Hayley Williams 2025 single “True Believer” is a powerful reflection on the transformation of the Southern United States, confronting issues of religious hypocrisy, gentrification, and deep-seated racism. The song mourns the loss of authentic culture and memories in places like Nashville, as venues beloved by youth are replaced by chain stores and luxury apartments. Through vivid imagery like tourists stumbling down Broadway and hardcore clubs replaced by Domino’s Williams paints a portrait of a city losing its soul to profit and modernization.
The lyrics pull no punches in criticizing how institutional religion has been co-opted by greed (“Giftshop in the lobby, act like God ain’t watching, kill the soul, turn a profit”) and how faith is often weaponized to support bigotry rather than unity. Williams specifically calls out the whitewashing of religious icons and the way some use Christianity to justify excluding those they see as ‘lesser.’ She references historical trauma with lines like “Strange fruit, hard bargain”—an allusion to Billie Holiday’s iconic song about lynching—emphasizing that the South cannot truly rise until it has paid for its inherited sins. Despite this darkness, the chorus radiates hope: Williams chooses to honor and “reanimate” the lost spirit of the South through her belief, remaining a “true believer” in a more genuine, loving faith.

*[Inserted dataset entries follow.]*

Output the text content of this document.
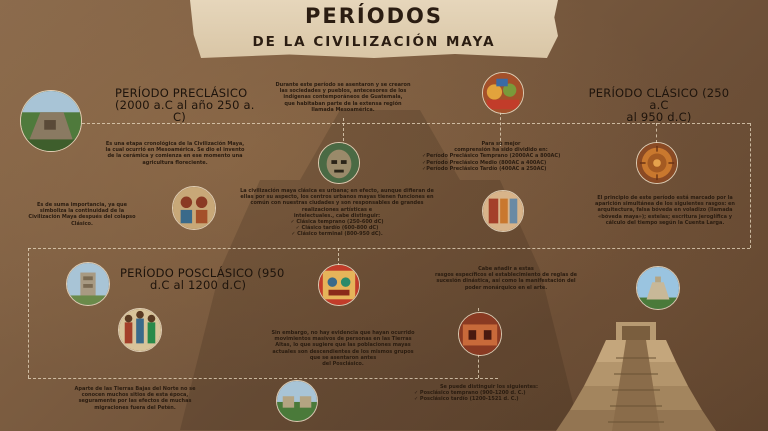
PERÍODOS
DE LA CIVILIZACIÓN MAYA
PERÍODO PRECLÁSICO
(2000 a.C al año 250 a.
C)
PERÍODO CLÁSICO (250 a.C
al 950 d.C)
PERÍODO POSCLÁSICO (950
d.C al 1200 d.C)
Durante este período se asentaron y se crearon
las sociedades y pueblos, antecesores de los
indígenas contemporáneos de Guatemala,
que habitaban parte de la extensa región
llamada Mesoamérica.
Es una etapa cronológica de la Civilización Maya,
la cual ocurrió en Mesoamérica. Se dio el invento
de la cerámica y comienza en ese momento una
agricultura floreciente.
Para su mejor
comprensión ha sido dividido en:
✓Período Preclásico Temprano (2000AC a 800AC)
✓Período Preclásico Medio (800AC a 400AC)
✓Período Preclásico Tardío (400AC a 250AC)
Es de suma importancia, ya que
simboliza la continuidad de la
Civilización Maya después del colapso
Clásico.
La civilización maya clásica es urbana; en efecto, aunque difieran de
ellas por su aspecto, los centros urbanos mayas tienen funciones en
común con nuestras ciudades y son responsables de grandes
realizaciones artísticas e
intelectuales., cabe distinguir:
✓ Clásica temprano (250-600 dC)
✓ Clásico tardío (600-800 dC)
✓ Clásico terminal (800-950 dC).
El principio de este período está marcado por la
aparición simultánea de los siguientes rasgos: en
arquitectura, falsa bóveda en voladizo (llamada
«bóveda maya»); estelas; escritura jeroglífica y
cálculo del tiempo según la Cuenta Larga.
Cabe añadir a estas
rasgos específicos el establecimiento de reglas de
sucesión dinástica, así como la manifestación del
poder monárquico en el arte.
Sin embargo, no hay evidencia que hayan ocurrido
movimientos masivos de personas en las Tierras
Altas, lo que sugiere que las poblaciones mayas
actuales son descendientes de los mismos grupos
que se asentaron antes
del Posclásico.
Aparte de las Tierras Bajas del Norte no se
conocen muchos sitios de esta época,
seguramente por las efectos de muchas
migraciones fuera del Petén.
Se puede distinguir los siguientes:
✓ Posclásico temprano (900-1200 d. C.)
✓ Posclásico tardío (1200-1521 d. C.)
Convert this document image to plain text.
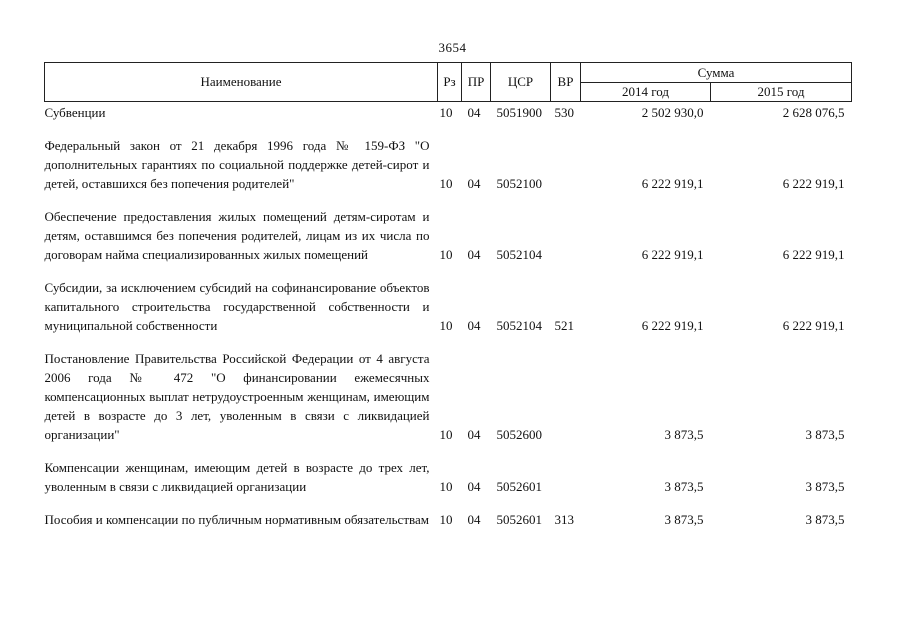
3654
Наименование	Рз	ПР	ЦСР	ВР	Сумма	
					2014 год	2015 год
Субвенции	10	04	5051900	530	2 502 930,0	2 628 076,5
Федеральный закон от 21 декабря 1996 года № 159-ФЗ "О дополнительных гарантиях по социальной поддержке детей-сирот и детей, оставшихся без попечения родителей"	10	04	5052100		6 222 919,1	6 222 919,1
Обеспечение предоставления жилых помещений детям-сиротам и детям, оставшимся без попечения родителей, лицам из их числа по договорам найма специализированных жилых помещений	10	04	5052104		6 222 919,1	6 222 919,1
Субсидии, за исключением субсидий на софинансирование объектов капитального строительства государственной собственности и муниципальной собственности	10	04	5052104	521	6 222 919,1	6 222 919,1
Постановление Правительства Российской Федерации от 4 августа 2006 года № 472 "О финансировании ежемесячных компенсационных выплат нетрудоустроенным женщинам, имеющим детей в возрасте до 3 лет, уволенным в связи с ликвидацией организации"	10	04	5052600		3 873,5	3 873,5
Компенсации женщинам, имеющим детей в возрасте до трех лет, уволенным в связи с ликвидацией организации	10	04	5052601		3 873,5	3 873,5
Пособия и компенсации по публичным нормативным обязательствам	10	04	5052601	313	3 873,5	3 873,5
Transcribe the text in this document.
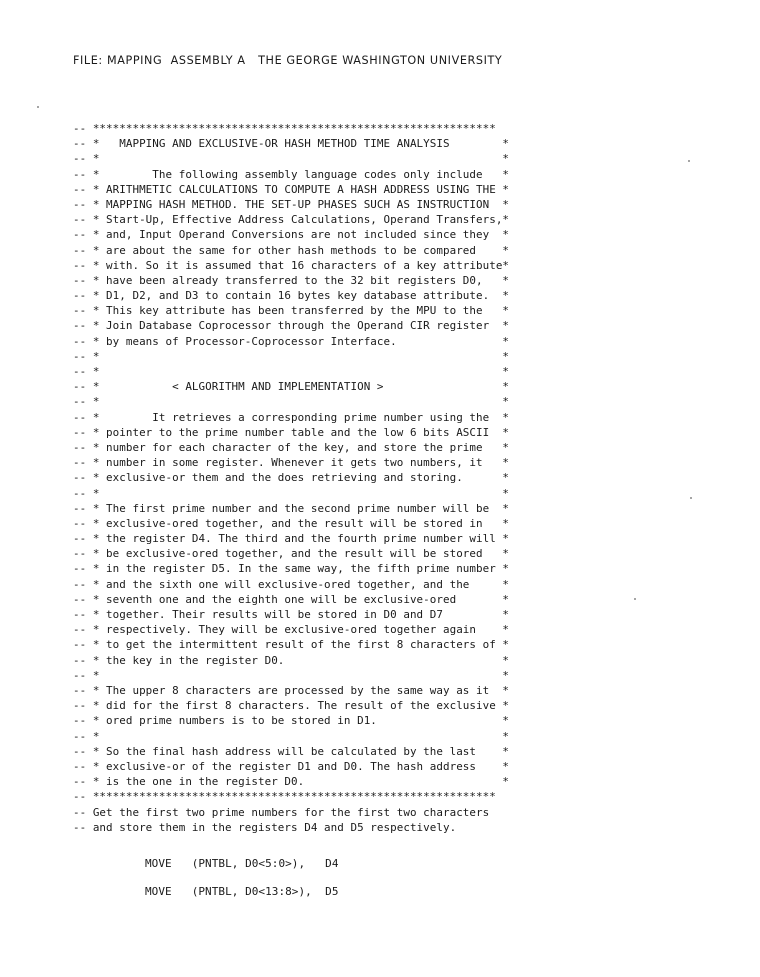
FILE: MAPPING  ASSEMBLY A   THE GEORGE WASHINGTON UNIVERSITY
-- *************************************************************
-- *   MAPPING AND EXCLUSIVE-OR HASH METHOD TIME ANALYSIS        *
-- *                                                             *
-- *        The following assembly language codes only include   *
-- * ARITHMETIC CALCULATIONS TO COMPUTE A HASH ADDRESS USING THE *
-- * MAPPING HASH METHOD. THE SET-UP PHASES SUCH AS INSTRUCTION  *
-- * Start-Up, Effective Address Calculations, Operand Transfers,*
-- * and, Input Operand Conversions are not included since they  *
-- * are about the same for other hash methods to be compared    *
-- * with. So it is assumed that 16 characters of a key attribute*
-- * have been already transferred to the 32 bit registers D0,   *
-- * D1, D2, and D3 to contain 16 bytes key database attribute.  *
-- * This key attribute has been transferred by the MPU to the   *
-- * Join Database Coprocessor through the Operand CIR register  *
-- * by means of Processor-Coprocessor Interface.                *
-- *                                                             *
-- *                                                             *
-- *           < ALGORITHM AND IMPLEMENTATION >                  *
-- *                                                             *
-- *        It retrieves a corresponding prime number using the  *
-- * pointer to the prime number table and the low 6 bits ASCII  *
-- * number for each character of the key, and store the prime   *
-- * number in some register. Whenever it gets two numbers, it   *
-- * exclusive-or them and the does retrieving and storing.      *
-- *                                                             *
-- * The first prime number and the second prime number will be  *
-- * exclusive-ored together, and the result will be stored in   *
-- * the register D4. The third and the fourth prime number will *
-- * be exclusive-ored together, and the result will be stored   *
-- * in the register D5. In the same way, the fifth prime number *
-- * and the sixth one will exclusive-ored together, and the     *
-- * seventh one and the eighth one will be exclusive-ored       *
-- * together. Their results will be stored in D0 and D7         *
-- * respectively. They will be exclusive-ored together again    *
-- * to get the intermittent result of the first 8 characters of *
-- * the key in the register D0.                                 *
-- *                                                             *
-- * The upper 8 characters are processed by the same way as it  *
-- * did for the first 8 characters. The result of the exclusive *
-- * ored prime numbers is to be stored in D1.                   *
-- *                                                             *
-- * So the final hash address will be calculated by the last    *
-- * exclusive-or of the register D1 and D0. The hash address    *
-- * is the one in the register D0.                              *
-- *************************************************************
-- Get the first two prime numbers for the first two characters
-- and store them in the registers D4 and D5 respectively.
MOVE   (PNTBL, D0<5:0>),   D4
MOVE   (PNTBL, D0<13:8>),  D5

Lyrics: “True Believer” by Hayley Williams
Tourists stumble down Broadway
Cumberland keeps claiming bodies
All our best memories were bought and then turned into apartments
The club with all the hardcore shows now just a grayscale Domino’s
The churches overflow each Sunday, greedy Sunday morning
Giftshop in the lobby
Act like God ain’t watching
Kill the soul, turn a profit
What lives on, Southern Gotham
I’m the one who still loves your ghost
I reanimate your bones with my belief
I’m the one who still loves your ghost
I reanimate your bones ’cause I’m a true believer
They put up chain-link fences underneath the biggest bridges
They pose in Christmas cards with guns as big as all the children
They say that Jesus is the way but then they gave him a white face
So they don’t have to pray to someone they deem lesser than them
The South will not rise again
’Til it’s paid for every sin
Strange fruit, hard bargain
Till the roots, Southern Gotham
I’m the one who still loves your ghost
I reanimate your bones with my belief
I’m the one who still loves your ghost
I reanimate your bones ’cause I’m a true believer
(Chorus repeats)
Song Meaning Explained
“True Believer” stands as a critique and call to action: Hayley Williams reflects on how her home—and the broader South—remains haunted by unaddressed injustices, masked by both commerce and shallow religion. She’s critical of institutions that use faith as a cover for greed and exclusion, yet she retains her own sense of true belief, tied to honesty, justice, and love. By “reanimating your bones,” she means keeping the memory of a better, more genuine South alive, refusing to let it be erased or sanitized. Ultimately, the song is both a lament for what’s been lost and a show of stubborn hope in the possibility of change, making Williams’ version of belief a radical, loving act of memory and resistance.